La resolución judicial que admite que una víctima fue fusilada de manera injusta y tras un juicio sin garantías abre la puerta a que otros juzgados hagan lo mismo.

Carolina Martínez, nieta del fusilado por el franquismo José Manuel Elías Murcia, consiguió en febrero ser la primera familiar de una víctima escuchada en sede judicial. Ahora, el 8 de junio, el juzgado de instrucción número 5 de Paterna ha reconocido en un auto que su abuelo fue fusilado por el régimen franquista y condenado sin haber cometido delito alguno, tras un proceso sin las debidas garantías.

Queda así plena constancia de la injusticia sufrida por la víctima. Aunque la causa ha sido sobreseída porque no queda ninguna persona viva contra la que dirigir la acusación, la verdad judicial establece unos hechos que considera probados. Su abuelo fue fusilado en el Terrer de Paterna el día 6 de noviembre de 1939 y posteriormente arrojado a la fosa 94 del cementerio de la localidad, todo ello en un contexto de crímenes contra la humanidad cometidos por y durante la dictadura franquista.
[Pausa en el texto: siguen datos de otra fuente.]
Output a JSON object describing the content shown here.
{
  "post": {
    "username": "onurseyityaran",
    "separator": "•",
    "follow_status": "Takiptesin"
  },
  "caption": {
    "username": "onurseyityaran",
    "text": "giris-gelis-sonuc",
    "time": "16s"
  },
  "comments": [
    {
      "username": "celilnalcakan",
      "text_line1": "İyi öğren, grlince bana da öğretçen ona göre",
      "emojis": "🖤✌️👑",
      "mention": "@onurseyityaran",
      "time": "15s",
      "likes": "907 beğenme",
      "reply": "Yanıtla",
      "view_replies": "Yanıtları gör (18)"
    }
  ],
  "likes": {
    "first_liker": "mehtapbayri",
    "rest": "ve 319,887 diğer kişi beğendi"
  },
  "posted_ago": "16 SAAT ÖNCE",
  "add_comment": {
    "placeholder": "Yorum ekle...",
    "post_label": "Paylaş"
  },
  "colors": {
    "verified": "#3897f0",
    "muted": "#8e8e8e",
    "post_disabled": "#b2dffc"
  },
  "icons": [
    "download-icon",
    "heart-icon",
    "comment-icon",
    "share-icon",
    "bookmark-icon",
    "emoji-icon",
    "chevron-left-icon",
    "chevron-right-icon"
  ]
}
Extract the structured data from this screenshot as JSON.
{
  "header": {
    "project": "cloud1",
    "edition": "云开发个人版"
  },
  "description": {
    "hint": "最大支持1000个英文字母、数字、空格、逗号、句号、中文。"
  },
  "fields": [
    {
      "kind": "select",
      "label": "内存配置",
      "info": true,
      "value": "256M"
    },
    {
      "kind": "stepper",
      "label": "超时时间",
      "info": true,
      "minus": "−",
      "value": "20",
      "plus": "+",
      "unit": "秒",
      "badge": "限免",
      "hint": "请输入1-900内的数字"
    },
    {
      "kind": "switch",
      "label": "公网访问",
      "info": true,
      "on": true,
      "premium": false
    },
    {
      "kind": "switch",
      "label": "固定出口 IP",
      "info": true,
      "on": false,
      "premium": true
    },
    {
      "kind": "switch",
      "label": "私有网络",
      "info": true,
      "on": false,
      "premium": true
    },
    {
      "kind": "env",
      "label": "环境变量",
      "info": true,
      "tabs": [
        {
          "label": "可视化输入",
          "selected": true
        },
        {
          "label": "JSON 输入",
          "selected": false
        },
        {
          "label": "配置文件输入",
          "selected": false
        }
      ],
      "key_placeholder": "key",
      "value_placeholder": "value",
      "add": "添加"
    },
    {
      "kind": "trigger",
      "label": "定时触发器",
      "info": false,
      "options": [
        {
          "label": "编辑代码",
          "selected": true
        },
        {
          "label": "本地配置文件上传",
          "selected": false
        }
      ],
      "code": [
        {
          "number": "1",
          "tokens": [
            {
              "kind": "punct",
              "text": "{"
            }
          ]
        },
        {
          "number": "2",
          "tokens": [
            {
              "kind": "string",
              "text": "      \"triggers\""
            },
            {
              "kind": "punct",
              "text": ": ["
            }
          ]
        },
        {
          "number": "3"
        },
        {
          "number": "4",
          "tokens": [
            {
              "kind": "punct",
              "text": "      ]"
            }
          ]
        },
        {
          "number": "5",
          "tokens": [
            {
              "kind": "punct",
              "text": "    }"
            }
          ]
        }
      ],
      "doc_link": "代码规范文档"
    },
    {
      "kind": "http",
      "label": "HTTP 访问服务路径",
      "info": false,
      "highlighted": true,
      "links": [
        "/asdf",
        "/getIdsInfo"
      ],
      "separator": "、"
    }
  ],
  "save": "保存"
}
“Esta resolución se plantea sobre la base de tres hechos que son muy importantes para las víctimas de la dictadura. El primero es que a Carolina Martínez le toma declaración una jueza y la escucha en sede judicial. El segundo es que se investiga y la jueza solicita informes al archivo correspondiente. Y, en tercer lugar, otro hecho importante es que la fiscal de Memoria Democrática realiza un informe que la jueza tiene en cuenta. Ese informe se basa en la Ley de Memoria Democrática y en la existencia de jurisdicción internacional que establece que estos crímenes deben ser juzgados y que no prescriben”, resume para CTXT Lucila Aragó, portavoz de Acció Ciutadana contra la Impunitat del Franquisme, ACCIF, que ha presentado decenas de denuncias por crímenes del franquismo en diferentes juzgados del Estado español.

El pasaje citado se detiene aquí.